Du reste, l’ensemble des chercheurs du MPI sera, d’office, nommé professeur à titre honoraire de l’Université du Luxembourg. En outre, puisque le Max Planck Institute n’est pas habilité à délivrer des diplômes, c’est, évidemment, prioritairement avec l’Uni que se fera la délivrance des doctorats.

Des candidats à l'appel

Le directeur général du MPI, Burkhard Hess, se réjouit évidemment de cette proximité, à la fois intellectuelle et géographique. « Nous organisons régulièrement des conférences ensemble. Tous les mercredis, par ailleurs, nous avons des réunions entre nous afin de discuter des éventuels problèmes et de faire avancer les choses positivement. C’est vraiment une très belle combinaison de pouvoir avoir, d’un côté, la faculté de droit de l’Université, et de l’autre, un institut comme le nôtre, qui constitue aussi une source d’attraction pour des chercheurs du monde entier. »

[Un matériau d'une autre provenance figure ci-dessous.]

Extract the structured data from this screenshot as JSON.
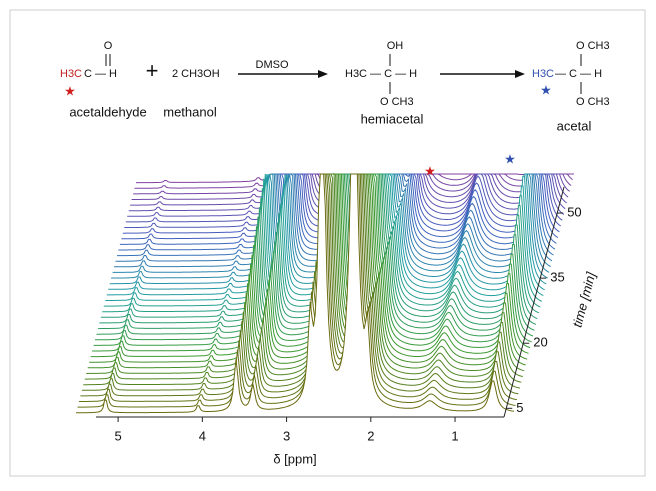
{
  "chart_data": {
    "type": "waterfall",
    "scheme": {
      "reactant1": {
        "formula_left": "H3C",
        "formula_right": "C — H",
        "top": "O",
        "label": "acetaldehyde"
      },
      "plus": "+",
      "reactant2": {
        "formula": "2 CH3OH",
        "label": "methanol"
      },
      "condition": "DMSO",
      "intermediate": {
        "formula": "H3C — C — H",
        "top": "OH",
        "bottom": "O CH3",
        "label": "hemiacetal"
      },
      "product": {
        "formula_left": "H3C",
        "formula_right": "— C — H",
        "top": "O CH3",
        "bottom": "O CH3",
        "label": "acetal"
      },
      "star": "★"
    },
    "xlabel": "δ [ppm]",
    "xlim": [
      5.5,
      0.3
    ],
    "xticks": [
      5,
      4,
      3,
      2,
      1
    ],
    "zlabel": "time [min]",
    "zlim": [
      3,
      56
    ],
    "zticks": [
      5,
      20,
      35,
      50
    ],
    "ylim": [
      0,
      100
    ],
    "trace_count": 42,
    "peaks": [
      {
        "ppm": 5.15,
        "width": 0.02,
        "start": 12,
        "end": 2
      },
      {
        "ppm": 4.05,
        "width": 0.02,
        "start": 6,
        "end": 3
      },
      {
        "ppm": 3.6,
        "width": 0.03,
        "start": 40,
        "end": 160
      },
      {
        "ppm": 3.4,
        "width": 0.03,
        "start": 20,
        "end": 140
      },
      {
        "ppm": 2.72,
        "width": 0.03,
        "start": 60,
        "end": 200
      },
      {
        "ppm": 2.58,
        "width": 0.04,
        "start": 300,
        "end": 300
      },
      {
        "ppm": 2.2,
        "width": 0.05,
        "start": 300,
        "end": 300
      },
      {
        "ppm": 2.04,
        "width": 0.03,
        "start": 50,
        "end": 20
      },
      {
        "ppm": 1.3,
        "width": 0.1,
        "start": 8,
        "end": 45
      },
      {
        "ppm": 0.55,
        "width": 0.05,
        "start": 25,
        "end": 160
      }
    ],
    "colors": [
      "#6b6b10",
      "#3a9a30",
      "#20a0a0",
      "#4060c0",
      "#8040a0"
    ],
    "star_colors": {
      "acetaldehyde": "#d02020",
      "acetal": "#3050b0"
    }
  }
}
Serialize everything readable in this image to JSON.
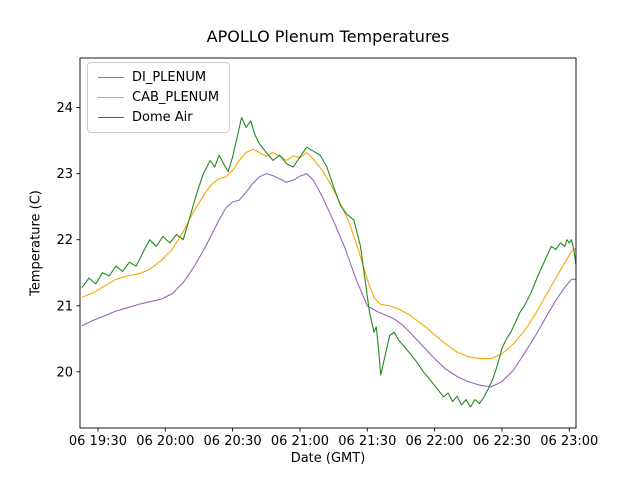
{
  "chart_data": {
    "type": "line",
    "title": "APOLLO Plenum Temperatures",
    "xlabel": "Date (GMT)",
    "ylabel": "Temperature (C)",
    "grid": false,
    "legend_position": "upper left",
    "x_unit": "minutes after 00:00 on day 06 (GMT)",
    "x_domain": [
      1162,
      1383
    ],
    "y_domain": [
      19.15,
      24.75
    ],
    "yticks": [
      20,
      21,
      22,
      23,
      24
    ],
    "xticks": [
      {
        "m": 1170,
        "label": "06 19:30"
      },
      {
        "m": 1200,
        "label": "06 20:00"
      },
      {
        "m": 1230,
        "label": "06 20:30"
      },
      {
        "m": 1260,
        "label": "06 21:00"
      },
      {
        "m": 1290,
        "label": "06 21:30"
      },
      {
        "m": 1320,
        "label": "06 22:00"
      },
      {
        "m": 1350,
        "label": "06 22:30"
      },
      {
        "m": 1380,
        "label": "06 23:00"
      }
    ],
    "series": [
      {
        "name": "DI_PLENUM",
        "color": "#9467bd",
        "points": [
          [
            1163,
            20.7
          ],
          [
            1168,
            20.78
          ],
          [
            1173,
            20.85
          ],
          [
            1178,
            20.92
          ],
          [
            1183,
            20.97
          ],
          [
            1188,
            21.02
          ],
          [
            1193,
            21.06
          ],
          [
            1198,
            21.1
          ],
          [
            1203,
            21.18
          ],
          [
            1208,
            21.35
          ],
          [
            1213,
            21.6
          ],
          [
            1218,
            21.9
          ],
          [
            1221,
            22.1
          ],
          [
            1224,
            22.3
          ],
          [
            1227,
            22.48
          ],
          [
            1230,
            22.57
          ],
          [
            1233,
            22.6
          ],
          [
            1236,
            22.72
          ],
          [
            1239,
            22.85
          ],
          [
            1242,
            22.95
          ],
          [
            1245,
            23.0
          ],
          [
            1248,
            22.97
          ],
          [
            1251,
            22.92
          ],
          [
            1254,
            22.87
          ],
          [
            1257,
            22.9
          ],
          [
            1260,
            22.96
          ],
          [
            1263,
            23.0
          ],
          [
            1266,
            22.9
          ],
          [
            1270,
            22.65
          ],
          [
            1275,
            22.28
          ],
          [
            1280,
            21.88
          ],
          [
            1285,
            21.4
          ],
          [
            1290,
            21.0
          ],
          [
            1294,
            20.92
          ],
          [
            1298,
            20.86
          ],
          [
            1302,
            20.8
          ],
          [
            1306,
            20.7
          ],
          [
            1310,
            20.56
          ],
          [
            1315,
            20.38
          ],
          [
            1320,
            20.2
          ],
          [
            1325,
            20.04
          ],
          [
            1330,
            19.93
          ],
          [
            1335,
            19.85
          ],
          [
            1340,
            19.8
          ],
          [
            1345,
            19.77
          ],
          [
            1350,
            19.85
          ],
          [
            1355,
            20.02
          ],
          [
            1360,
            20.28
          ],
          [
            1365,
            20.55
          ],
          [
            1370,
            20.85
          ],
          [
            1374,
            21.08
          ],
          [
            1378,
            21.28
          ],
          [
            1381,
            21.4
          ],
          [
            1383,
            21.4
          ]
        ]
      },
      {
        "name": "CAB_PLENUM",
        "color": "#ffa500",
        "points": [
          [
            1163,
            21.13
          ],
          [
            1168,
            21.2
          ],
          [
            1173,
            21.3
          ],
          [
            1178,
            21.4
          ],
          [
            1183,
            21.45
          ],
          [
            1188,
            21.48
          ],
          [
            1193,
            21.55
          ],
          [
            1198,
            21.68
          ],
          [
            1203,
            21.85
          ],
          [
            1208,
            22.12
          ],
          [
            1213,
            22.45
          ],
          [
            1218,
            22.72
          ],
          [
            1221,
            22.85
          ],
          [
            1224,
            22.92
          ],
          [
            1227,
            22.95
          ],
          [
            1230,
            23.05
          ],
          [
            1233,
            23.2
          ],
          [
            1236,
            23.32
          ],
          [
            1239,
            23.37
          ],
          [
            1242,
            23.32
          ],
          [
            1245,
            23.26
          ],
          [
            1248,
            23.32
          ],
          [
            1251,
            23.26
          ],
          [
            1254,
            23.2
          ],
          [
            1257,
            23.27
          ],
          [
            1260,
            23.24
          ],
          [
            1263,
            23.32
          ],
          [
            1266,
            23.22
          ],
          [
            1270,
            23.05
          ],
          [
            1274,
            22.82
          ],
          [
            1278,
            22.55
          ],
          [
            1282,
            22.25
          ],
          [
            1286,
            21.85
          ],
          [
            1290,
            21.4
          ],
          [
            1293,
            21.12
          ],
          [
            1296,
            21.02
          ],
          [
            1300,
            21.0
          ],
          [
            1304,
            20.95
          ],
          [
            1308,
            20.88
          ],
          [
            1312,
            20.78
          ],
          [
            1316,
            20.68
          ],
          [
            1320,
            20.56
          ],
          [
            1325,
            20.42
          ],
          [
            1330,
            20.3
          ],
          [
            1335,
            20.23
          ],
          [
            1340,
            20.2
          ],
          [
            1345,
            20.2
          ],
          [
            1350,
            20.27
          ],
          [
            1355,
            20.42
          ],
          [
            1360,
            20.62
          ],
          [
            1365,
            20.88
          ],
          [
            1370,
            21.18
          ],
          [
            1374,
            21.42
          ],
          [
            1378,
            21.65
          ],
          [
            1381,
            21.82
          ],
          [
            1383,
            21.87
          ]
        ]
      },
      {
        "name": "Dome Air",
        "color": "#228b22",
        "points": [
          [
            1163,
            21.28
          ],
          [
            1166,
            21.42
          ],
          [
            1169,
            21.33
          ],
          [
            1172,
            21.5
          ],
          [
            1175,
            21.45
          ],
          [
            1178,
            21.6
          ],
          [
            1181,
            21.52
          ],
          [
            1184,
            21.66
          ],
          [
            1187,
            21.6
          ],
          [
            1190,
            21.8
          ],
          [
            1193,
            22.0
          ],
          [
            1196,
            21.9
          ],
          [
            1199,
            22.05
          ],
          [
            1202,
            21.95
          ],
          [
            1205,
            22.08
          ],
          [
            1208,
            22.0
          ],
          [
            1211,
            22.35
          ],
          [
            1214,
            22.7
          ],
          [
            1217,
            23.0
          ],
          [
            1220,
            23.2
          ],
          [
            1222,
            23.1
          ],
          [
            1224,
            23.28
          ],
          [
            1226,
            23.15
          ],
          [
            1228,
            23.03
          ],
          [
            1230,
            23.25
          ],
          [
            1232,
            23.55
          ],
          [
            1234,
            23.85
          ],
          [
            1236,
            23.7
          ],
          [
            1238,
            23.8
          ],
          [
            1240,
            23.58
          ],
          [
            1242,
            23.45
          ],
          [
            1245,
            23.32
          ],
          [
            1248,
            23.2
          ],
          [
            1251,
            23.28
          ],
          [
            1254,
            23.15
          ],
          [
            1257,
            23.1
          ],
          [
            1260,
            23.25
          ],
          [
            1263,
            23.4
          ],
          [
            1266,
            23.34
          ],
          [
            1269,
            23.28
          ],
          [
            1272,
            23.1
          ],
          [
            1275,
            22.8
          ],
          [
            1278,
            22.52
          ],
          [
            1281,
            22.38
          ],
          [
            1284,
            22.3
          ],
          [
            1287,
            21.9
          ],
          [
            1289,
            21.4
          ],
          [
            1291,
            20.9
          ],
          [
            1293,
            20.6
          ],
          [
            1294,
            20.68
          ],
          [
            1295,
            20.35
          ],
          [
            1296,
            19.95
          ],
          [
            1298,
            20.25
          ],
          [
            1300,
            20.55
          ],
          [
            1302,
            20.6
          ],
          [
            1304,
            20.48
          ],
          [
            1306,
            20.4
          ],
          [
            1309,
            20.28
          ],
          [
            1312,
            20.15
          ],
          [
            1315,
            20.0
          ],
          [
            1318,
            19.88
          ],
          [
            1321,
            19.75
          ],
          [
            1324,
            19.62
          ],
          [
            1326,
            19.68
          ],
          [
            1328,
            19.55
          ],
          [
            1330,
            19.63
          ],
          [
            1332,
            19.5
          ],
          [
            1334,
            19.58
          ],
          [
            1336,
            19.47
          ],
          [
            1338,
            19.58
          ],
          [
            1340,
            19.52
          ],
          [
            1342,
            19.62
          ],
          [
            1344,
            19.75
          ],
          [
            1346,
            19.9
          ],
          [
            1348,
            20.1
          ],
          [
            1350,
            20.35
          ],
          [
            1352,
            20.5
          ],
          [
            1354,
            20.6
          ],
          [
            1356,
            20.75
          ],
          [
            1358,
            20.9
          ],
          [
            1360,
            21.0
          ],
          [
            1363,
            21.2
          ],
          [
            1366,
            21.45
          ],
          [
            1368,
            21.6
          ],
          [
            1370,
            21.75
          ],
          [
            1372,
            21.9
          ],
          [
            1374,
            21.85
          ],
          [
            1376,
            21.95
          ],
          [
            1378,
            21.9
          ],
          [
            1379,
            22.0
          ],
          [
            1380,
            21.95
          ],
          [
            1381,
            22.0
          ],
          [
            1382,
            21.85
          ],
          [
            1383,
            21.62
          ]
        ]
      }
    ]
  }
}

Les dossiers de candidature se comptent d’ailleurs par centaines. Une annonce parue dans un blog et un journal spécialisés ont ainsi généré, en quelques semaines, quelque 600 réponses. Pour cinq postes administratifs ouverts, pas moins de 450 CV sont également parvenus au secrétariat… Des marques d’intérêt pour le moins prononcées qu’il convient aussi de gérer au mieux.

Surtout que l’équipe de direction est loin d’être au complet. Pour l’heure, le Max Planck Institute Luxembourg for International, European and Regulatory Procedural Law ne compte qu’un seul directeur, Burkhard Hess, à la tête du département de droit européen, et qui occupe également les fonctions de directeur général de l’institut. Deux autres directeurs (pour les départements de droit international et de droit financier) sont en cours de recrutement.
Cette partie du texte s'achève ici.